Se vitoriosa, a fórmula "bolsonarismo atenuado +
Centrão guloso" representaria o adeus — talvez definitivo — a qualquer
aspiração maior de fazer do Brasil um país desenvolvido no sentido amplo do
termo. Perderíamos o bonde da história, que se acelera puxado por uma nova onda
de transformações tecnológicas, sob o acicate da mudança climática, que nos
transformou em párias internacionais. Diante do que está em jogo, é hora de
olhar de frente os enormes riscos que nos desafiam e evitar o autoengano com
alívios de curto prazo.
O Brasil tem lideranças lúcidas e antenadas em diversos
meios. O desafio é dar expressão política a essas forças. Primeiro, é preciso
compor uma ampla frente política e social para evitar a reeleição de Bolsonaro
e qualquer tentativa de desestabilização institucional. Depois, é preciso
adotar uma prudente ousadia nas reformas do sistema político brasileiro. É sem
dúvida relevante melhorar o seu funcionamento à luz da governabilidade. Nessa
linha, importa reduzir a propensão à fragmentação partidária — no que vínhamos
avançando com o fim das coligações proporcionais, agora ameaçado, e com a
introdução da cláusula de desempenho —, bem como mitigar a tendência a crises
institucionais de custosa resolução, para o que a eventual adoção do
semipresidencialismo, em momento adequado, possa vir a ser um remédio.

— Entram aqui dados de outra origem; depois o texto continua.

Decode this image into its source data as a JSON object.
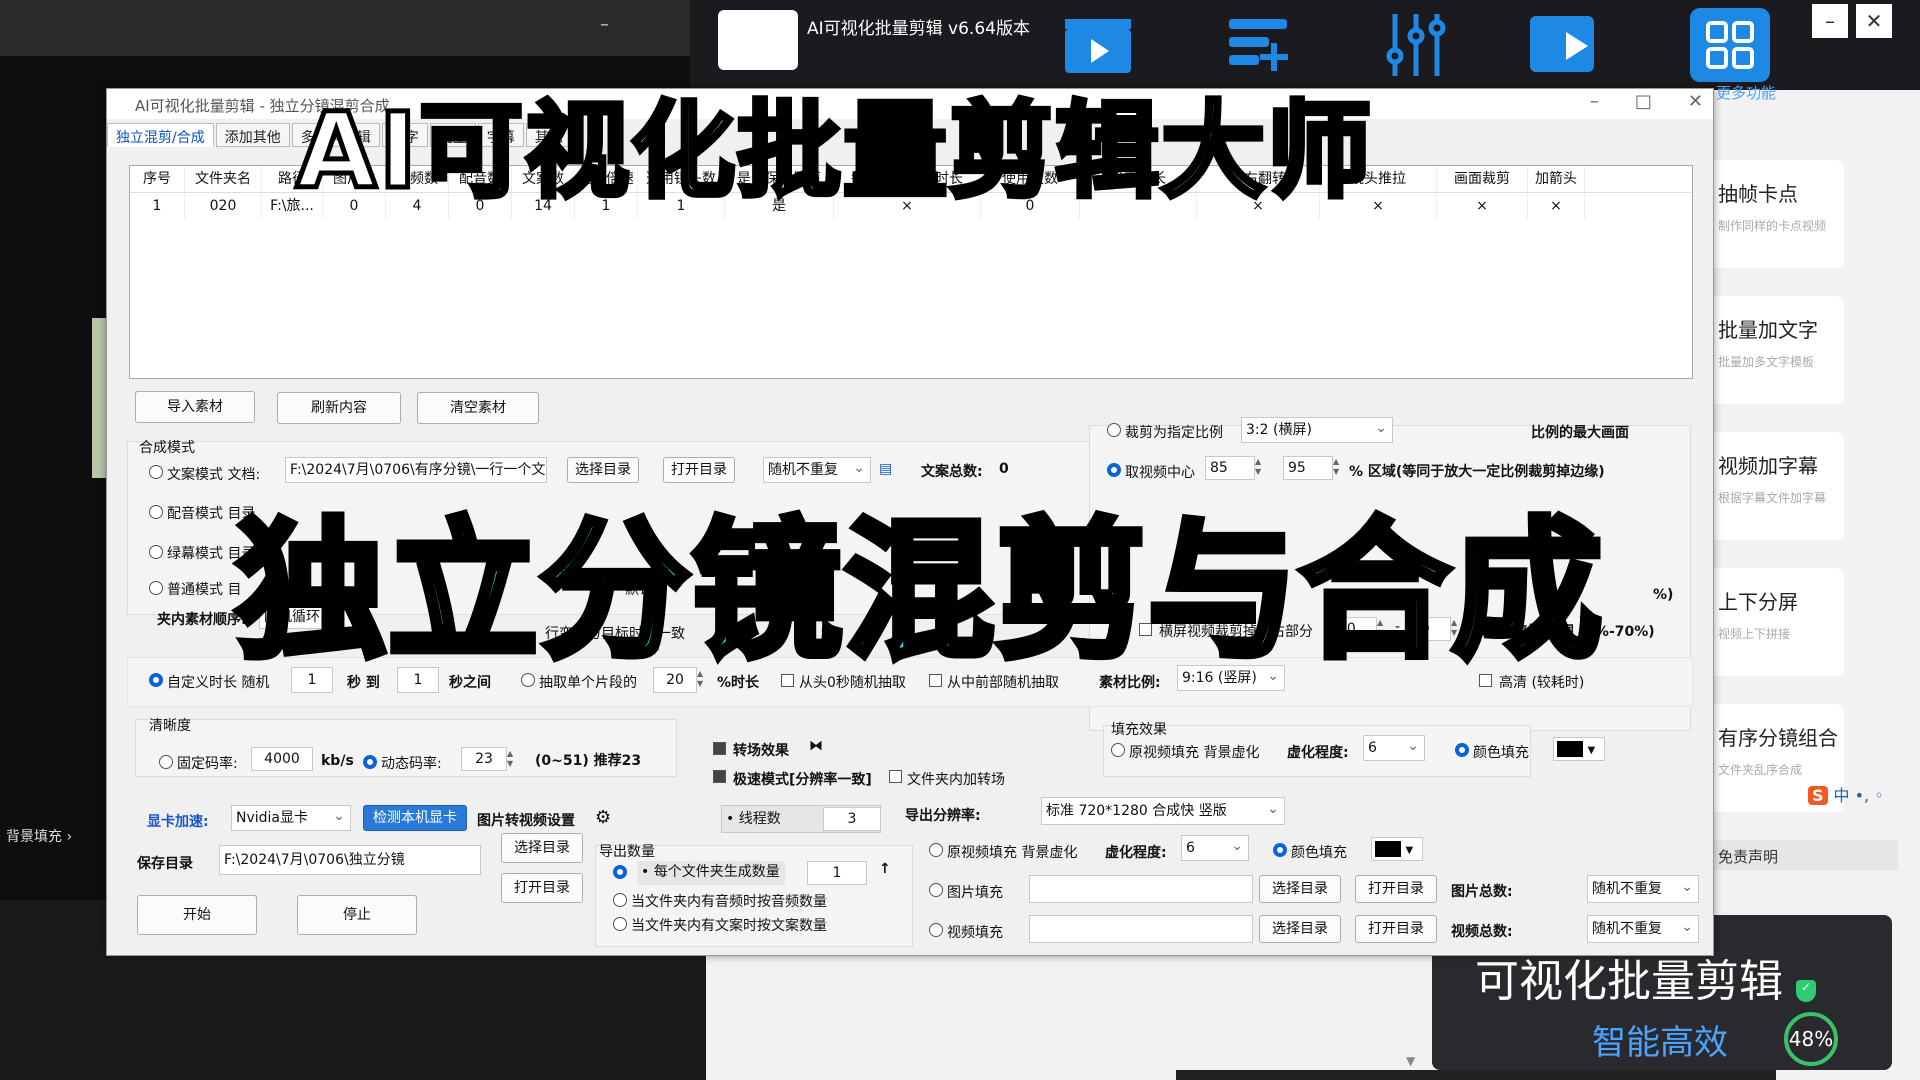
{
  "background_left": {
    "minimize": "–",
    "label": "背景填充"
  },
  "background_right": {
    "app_title": "AI可视化批量剪辑 v6.64版本",
    "win_min": "–",
    "win_close": "✕",
    "toolbar_label": "更多功能",
    "features": [
      {
        "title": "抽帧卡点",
        "sub": "制作同样的卡点视频"
      },
      {
        "title": "批量加文字",
        "sub": "批量加多文字模板"
      },
      {
        "title": "视频加字幕",
        "sub": "根据字幕文件加字幕"
      },
      {
        "title": "上下分屏",
        "sub": "视频上下拼接"
      },
      {
        "title": "有序分镜组合",
        "sub": "文件夹乱序合成"
      }
    ],
    "duty": "免责声明",
    "promo_line1": "可视化批量剪辑",
    "promo_line2": "智能高效",
    "ime": "中 •, ◦",
    "gauge": "48%"
  },
  "window": {
    "title": "AI可视化批量剪辑 - 独立分镜混剪合成",
    "min": "–",
    "max": "□",
    "close": "✕",
    "tabs": [
      "独立混剪/合成",
      "添加其他",
      "多镜头剪辑",
      "加字",
      "批量",
      "字幕",
      "其他"
    ]
  },
  "table": {
    "headers": [
      "序号",
      "文件夹名",
      "路径",
      "图片数",
      "视频数",
      "配音数",
      "文案数",
      "视频倍速",
      "选用镜头数",
      "是否保留原声",
      "每个素材抽帧时长",
      "使用次数",
      "设定时长",
      "左右翻转",
      "镜头推拉",
      "画面裁剪",
      "加箭头"
    ],
    "rows": [
      [
        "1",
        "020",
        "F:\\旅...",
        "0",
        "4",
        "0",
        "14",
        "1",
        "1",
        "是",
        "×",
        "0",
        "",
        "×",
        "×",
        "×",
        "×"
      ]
    ]
  },
  "buttons": {
    "import": "导入素材",
    "refresh": "刷新内容",
    "clear": "清空素材",
    "select_dir": "选择目录",
    "open_dir": "打开目录",
    "start": "开始",
    "stop": "停止",
    "detect_gpu": "检测本机显卡"
  },
  "compose": {
    "section": "合成模式",
    "mode_text": "文案模式 文档:",
    "mode_text_path": "F:\\2024\\7月\\0706\\有序分镜\\一行一个文",
    "mode_text_order": "随机不重复",
    "text_total_label": "文案总数:",
    "text_total": "0",
    "mode_audio": "配音模式 目录",
    "mode_green": "绿幕模式 目录",
    "mode_green_path": "03\\",
    "mode_normal": "普通模式 目",
    "order_label": "夹内素材顺序:",
    "order_value": "随机循环",
    "same_speed": "行变速与目标时长一致",
    "default_lbl": "默认"
  },
  "crop": {
    "crop_ratio_label": "裁剪为指定比例",
    "crop_ratio_value": "3:2 (横屏)",
    "max_frame": "比例的最大画面",
    "center_label": "取视频中心",
    "center_a": "85",
    "center_b": "95",
    "center_tail": "% 区域(等同于放大一定比例裁剪掉边缘)",
    "random_tail": "%之间随机 范围 (1%-70%)",
    "landscape_label": "横屏视频裁剪掉左右部分",
    "landscape_a": "20",
    "landscape_b": "30",
    "range_tail2": "%)"
  },
  "duration": {
    "custom_label": "自定义时长 随机",
    "from": "1",
    "sec_to": "秒 到",
    "to": "1",
    "between": "秒之间",
    "extract_label": "抽取单个片段的",
    "extract_pct": "20",
    "extract_tail": "%时长",
    "head_random": "从头0秒随机抽取",
    "mid_random": "从中前部随机抽取"
  },
  "material_ratio": {
    "label": "素材比例:",
    "value": "9:16 (竖屏)",
    "hd": "高清 (较耗时)"
  },
  "fill": {
    "section": "填充效果",
    "orig_fill": "原视频填充 背景虚化",
    "blur_label": "虚化程度:",
    "blur_value": "6",
    "color_fill": "颜色填充"
  },
  "quality": {
    "section": "清晰度",
    "fixed_label": "固定码率:",
    "fixed_value": "4000",
    "unit": "kb/s",
    "dynamic_label": "动态码率:",
    "dynamic_value": "23",
    "hint": "(0~51) 推荐23"
  },
  "effects": {
    "transition": "转场效果",
    "fast_mode": "极速模式[分辨率一致]",
    "folder_transition": "文件夹内加转场",
    "threads_label": "线程数",
    "threads": "3"
  },
  "gpu": {
    "label": "显卡加速:",
    "value": "Nvidia显卡",
    "pic_to_video": "图片转视频设置"
  },
  "save": {
    "label": "保存目录",
    "path": "F:\\2024\\7月\\0706\\独立分镜"
  },
  "export": {
    "res_label": "导出分辨率:",
    "res_value": "标准 720*1280 合成快 竖版",
    "count_section": "导出数量",
    "per_folder": "每个文件夹生成数量",
    "per_folder_value": "1",
    "up_arrow": "↑",
    "by_audio": "当文件夹内有音频时按音频数量",
    "by_text": "当文件夹内有文案时按文案数量",
    "orig_fill2": "原视频填充 背景虚化",
    "blur_label2": "虚化程度:",
    "blur_value2": "6",
    "color_fill2": "颜色填充",
    "pic_fill": "图片填充",
    "video_fill": "视频填充",
    "pic_total": "图片总数:",
    "video_total": "视频总数:",
    "random_no_repeat": "随机不重复"
  },
  "overlay": {
    "headline": "AI可视化批量剪辑大师",
    "subheadline": "独立分镜混剪与合成"
  },
  "colors": {
    "accent": "#0a64d8",
    "overlay_cyan": "#23d9f4"
  }
}
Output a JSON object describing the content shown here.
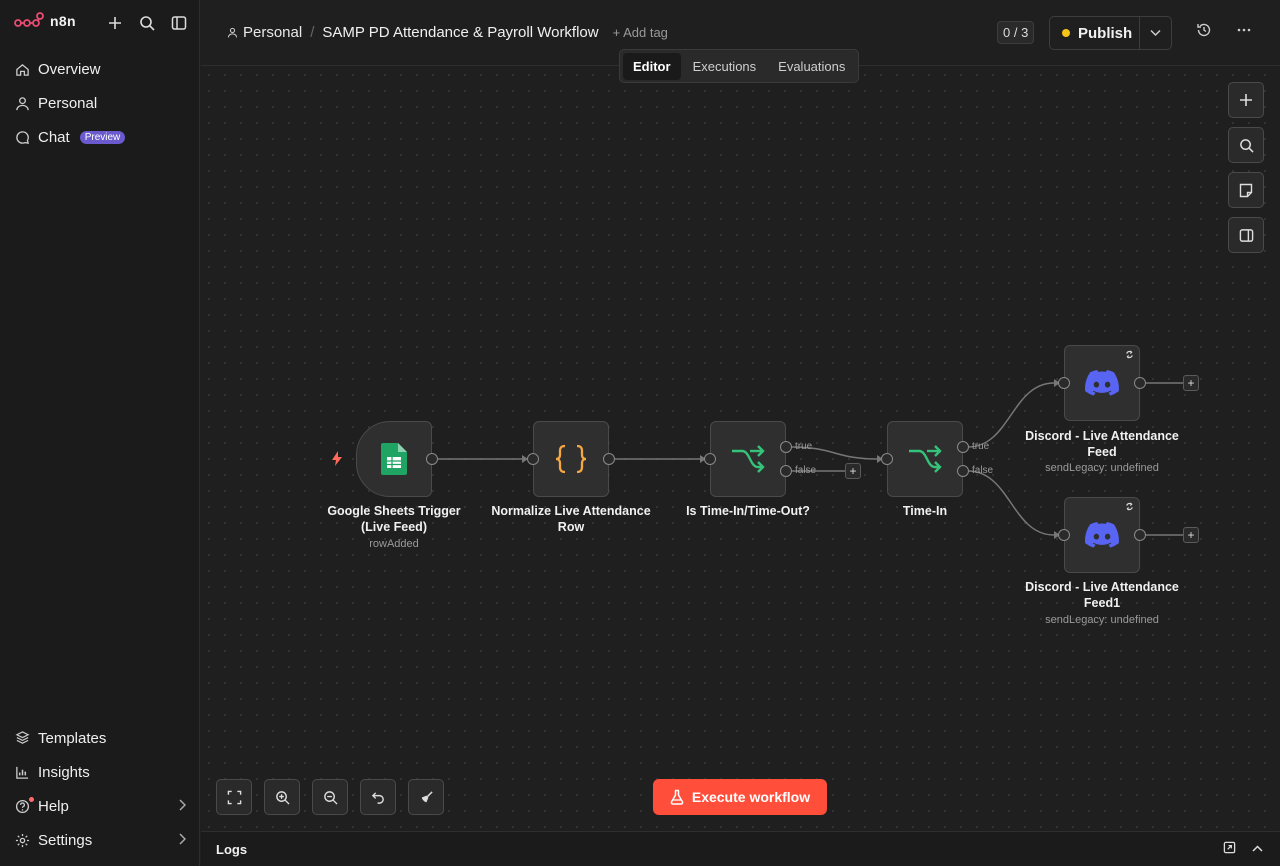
{
  "brand": {
    "name": "n8n"
  },
  "sidebar": {
    "top_items": [
      {
        "label": "Overview",
        "icon": "home-icon"
      },
      {
        "label": "Personal",
        "icon": "user-icon"
      },
      {
        "label": "Chat",
        "icon": "chat-icon",
        "badge": "Preview"
      }
    ],
    "bottom_items": [
      {
        "label": "Templates",
        "icon": "box-icon"
      },
      {
        "label": "Insights",
        "icon": "chart-icon"
      },
      {
        "label": "Help",
        "icon": "help-icon"
      },
      {
        "label": "Settings",
        "icon": "gear-icon"
      }
    ]
  },
  "header": {
    "breadcrumb_personal": "Personal",
    "separator": "/",
    "workflow_title": "SAMP PD Attendance & Payroll Workflow",
    "add_tag": "+ Add tag",
    "counter": "0 / 3",
    "publish_label": "Publish",
    "tabs": [
      "Editor",
      "Executions",
      "Evaluations"
    ],
    "active_tab": "Editor"
  },
  "nodes": [
    {
      "id": "trigger",
      "label": "Google Sheets Trigger (Live Feed)",
      "sub": "rowAdded",
      "icon": "google-sheets-icon"
    },
    {
      "id": "normalize",
      "label": "Normalize Live Attendance Row",
      "sub": "",
      "icon": "code-braces-icon"
    },
    {
      "id": "if1",
      "label": "Is Time-In/Time-Out?",
      "sub": "",
      "icon": "if-branch-icon",
      "true_label": "true",
      "false_label": "false"
    },
    {
      "id": "if2",
      "label": "Time-In",
      "sub": "",
      "icon": "if-branch-icon",
      "true_label": "true",
      "false_label": "false"
    },
    {
      "id": "discord1",
      "label": "Discord - Live Attendance Feed",
      "sub": "sendLegacy: undefined",
      "icon": "discord-icon"
    },
    {
      "id": "discord2",
      "label": "Discord - Live Attendance Feed1",
      "sub": "sendLegacy: undefined",
      "icon": "discord-icon"
    }
  ],
  "canvas": {
    "execute_label": "Execute workflow"
  },
  "logs": {
    "title": "Logs"
  },
  "colors": {
    "accent": "#ff4e3a",
    "sheets_green": "#1fa463",
    "code_orange": "#f5a742",
    "if_green": "#35c37a",
    "discord": "#5865f2",
    "publish_dot": "#f5c518"
  }
}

Em vista do tamanho e da profundidade da crise da representação
política, é preciso ir além. Trata-se de romper com os mecanismos que se
autoalimentam e vêm fechando os partidos e a representação parlamentar para as
"forças vivas" da sociedade. Por que um número cada vez maior de
pessoas com vocação para a vida pública opta por ingressar em uma carreira da
área jurídica ou econômica do Estado, ou se engajar em uma ONG, em lugar de se
arriscar no ofício da política parlamentar? Não há resposta simples a essa
pergunta, mas ela passa necessariamente pelo rompimento com o virtual monopólio
das oligarquias partidárias sobre os polpudos recursos reservados ao
financiamento eleitoral. Ou, quem sabe, quebrar o próprio monopólio dos
partidos sobre a representação parlamentar, permitindo o lançamento de listas
cívicas, mas desde que os eleitos tenham de seguir regras que os obriguem a
funcionar como um grupo parlamentar no Congresso.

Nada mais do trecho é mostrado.